La Russie suspend le transit de volaille de l’UE après une affaire de faux certificats
La Russie limitera temporairement, dès le 5 août 2026, le transit de viande et de sous-produits de volaille de l’UE. La décision fait suite à l’interception d’un chargement acheminé via la Pologne vers l’Ouzbékistan avec des certificats vétérinaires présumés falsifiés.

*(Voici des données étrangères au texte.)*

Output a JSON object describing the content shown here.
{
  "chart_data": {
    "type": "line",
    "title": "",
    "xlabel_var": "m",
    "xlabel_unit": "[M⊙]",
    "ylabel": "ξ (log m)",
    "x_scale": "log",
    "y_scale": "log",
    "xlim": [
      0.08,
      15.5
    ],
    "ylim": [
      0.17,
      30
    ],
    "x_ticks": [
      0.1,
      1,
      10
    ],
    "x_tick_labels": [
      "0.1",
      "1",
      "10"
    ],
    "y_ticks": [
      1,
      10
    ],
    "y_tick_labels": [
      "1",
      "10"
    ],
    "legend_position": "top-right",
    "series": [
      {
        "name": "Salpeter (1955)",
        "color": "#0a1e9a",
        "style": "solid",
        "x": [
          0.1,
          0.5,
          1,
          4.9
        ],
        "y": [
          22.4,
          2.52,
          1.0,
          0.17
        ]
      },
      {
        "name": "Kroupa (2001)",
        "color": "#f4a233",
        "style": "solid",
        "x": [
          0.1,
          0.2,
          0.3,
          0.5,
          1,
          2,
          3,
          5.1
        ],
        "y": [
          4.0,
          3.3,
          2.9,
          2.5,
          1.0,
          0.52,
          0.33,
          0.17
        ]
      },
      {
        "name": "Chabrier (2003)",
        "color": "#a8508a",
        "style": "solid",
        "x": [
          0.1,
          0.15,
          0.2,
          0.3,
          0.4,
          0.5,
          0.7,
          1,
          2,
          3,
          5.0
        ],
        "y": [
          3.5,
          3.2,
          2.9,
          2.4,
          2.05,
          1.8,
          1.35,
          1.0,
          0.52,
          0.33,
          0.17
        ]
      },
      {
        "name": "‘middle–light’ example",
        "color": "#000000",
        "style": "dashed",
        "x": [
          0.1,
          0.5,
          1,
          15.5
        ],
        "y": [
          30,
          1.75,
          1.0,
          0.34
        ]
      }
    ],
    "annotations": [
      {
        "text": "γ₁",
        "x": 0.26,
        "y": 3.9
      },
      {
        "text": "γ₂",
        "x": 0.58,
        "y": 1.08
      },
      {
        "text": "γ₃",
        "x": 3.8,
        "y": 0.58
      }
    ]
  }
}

La restriction temporaire débute le 5 août
Le Service fédéral russe de surveillance vétérinaire et phytosanitaire, Rosselkhoznadzor, instaurera à compter du 5 août 2026 des restrictions temporaires sur le transit en Russie de viande et de sous-produits de volaille provenant de l’Union européenne. L’autorité a indiqué que la mesure visait à prévenir la propagation de maladies animales et à protéger les consommateurs.
Evening Kazan a qualifié la mesure d’interdiction temporaire, tandis que d’autres médias russes ont parlé de restriction provisoire. Concrètement, les cargaisons avicoles européennes concernées ne pourront plus emprunter le territoire russe tant que la mesure restera en vigueur. Rosselkhoznadzor n’a communiqué ni le volume ni la valeur des échanges touchés.
Un chargement destiné à l’Ouzbékistan à l’origine de la décision
Selon Evening Kazan, l’élément déclencheur a été un transport illégal acheminé via la Pologne vers l’Ouzbékistan. Le véhicule portait des plaques polonaises, alors que la cargaison était déclarée comme un produit allemand. Les autorités russes ont affirmé que le transport s’effectuait avec des certificats vétérinaires falsifiés.
Les informations disponibles ne précisent ni l’expéditeur, ni le destinataire, ni le volume, ni les produits avicoles précis contenus dans le chargement intercepté. Elles n’indiquent pas non plus où les documents auraient été falsifiés ni quelle entreprise les avait délivrés. La réponse réglementaire s’applique néanmoins à la viande et aux sous-produits de volaille de toute l’Union européenne, et pas uniquement aux marchandises déclarées allemandes ou passant par la Pologne.
Une transition très courte pour les marchandises déjà expédiées
Les produits certifiés et expédiés avant le 5 août pourront traverser la Russie jusqu’au 6 août inclus, a rapporté Evening Kazan. Les cargaisons déjà en route ne disposent donc que d’une journée supplémentaire pour achever leur transit. Aucune dérogation prolongée n’est prévue pour les contrats ou les expéditions programmés après l’entrée en vigueur de la restriction.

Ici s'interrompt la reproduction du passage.